The Scottish government is also committed to the roll-out of Glasgow’s Heroin Assisted Treatment (HAT) programme to other cities. These measures are expensive - the DCR alone will cost £2.3m - and they are all aimed at harm reduction. They’re a provocation to those who insist too much money is being spent on saving lives and not enough on improving them.

Whitham has witnessed enough suffering to understand quality of life can be as important as the fact of it. Her mother died of lung cancer at 58. “We only had five weeks from diagnosis,” she says. “She stopped eating and drinking as her only means of control, hence why I support assisted dying.”

She enthuses about projects such as the Aberlour Mother and Child Recovery Home in Dundee. The Scottish government aims to have increased the number of residential rehab beds in Scotland to 650 by the end of this parliament. But Whitham points out recovery is a complicated process, involving periods of stabilisation and detox and a sense of purpose to fill the void previously filled by substances.

“Very few of those injecting huge amounts in unsafe conditions are going to be able to access residential rehab that same day,” she says. “I hope local areas will work collectively, so that any given region will have x number of stabilisation or detox spaces, and a pathway into longer-term residential rehab for those who want it.”

Whitham is in her second marriage. Her ex husband - and father of her 24-year-old son, Lucas - was a tattoo artist, and they owned a tattoo studio. She met her second husband, Les, 18 years ago on They have a Jack Russell called Mojo and enjoy trips to the seaside.

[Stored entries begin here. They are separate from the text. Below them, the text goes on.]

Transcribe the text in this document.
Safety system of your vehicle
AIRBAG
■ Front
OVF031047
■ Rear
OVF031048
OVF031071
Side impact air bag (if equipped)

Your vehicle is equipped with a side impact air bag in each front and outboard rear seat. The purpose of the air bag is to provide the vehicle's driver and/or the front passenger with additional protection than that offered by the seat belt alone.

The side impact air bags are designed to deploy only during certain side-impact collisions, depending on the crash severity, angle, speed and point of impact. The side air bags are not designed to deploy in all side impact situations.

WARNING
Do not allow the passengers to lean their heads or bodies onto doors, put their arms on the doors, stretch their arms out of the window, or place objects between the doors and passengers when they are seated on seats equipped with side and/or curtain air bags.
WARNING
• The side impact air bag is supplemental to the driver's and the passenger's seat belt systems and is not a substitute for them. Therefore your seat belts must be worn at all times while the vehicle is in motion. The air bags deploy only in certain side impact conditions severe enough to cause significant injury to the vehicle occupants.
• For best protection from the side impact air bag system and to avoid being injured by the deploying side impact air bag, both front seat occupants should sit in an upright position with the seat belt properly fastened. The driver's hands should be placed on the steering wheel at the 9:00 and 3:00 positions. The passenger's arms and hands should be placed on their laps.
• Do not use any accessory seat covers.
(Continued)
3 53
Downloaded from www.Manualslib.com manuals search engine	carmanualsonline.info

With time running out, I ask her about Douglas Ross’s Right to Recovery Bill which would enshrine in law the right of those struggling with addiction to access their preferred method of treatment. “I understand the desire to create the Bill, but you need the services to access in the first place,” she says. “I am going to get on and make sure the services are there.”

It’s a politician’s answer, but then Whitham is a politician. Whether or not she is still a disruptor remains to be seen.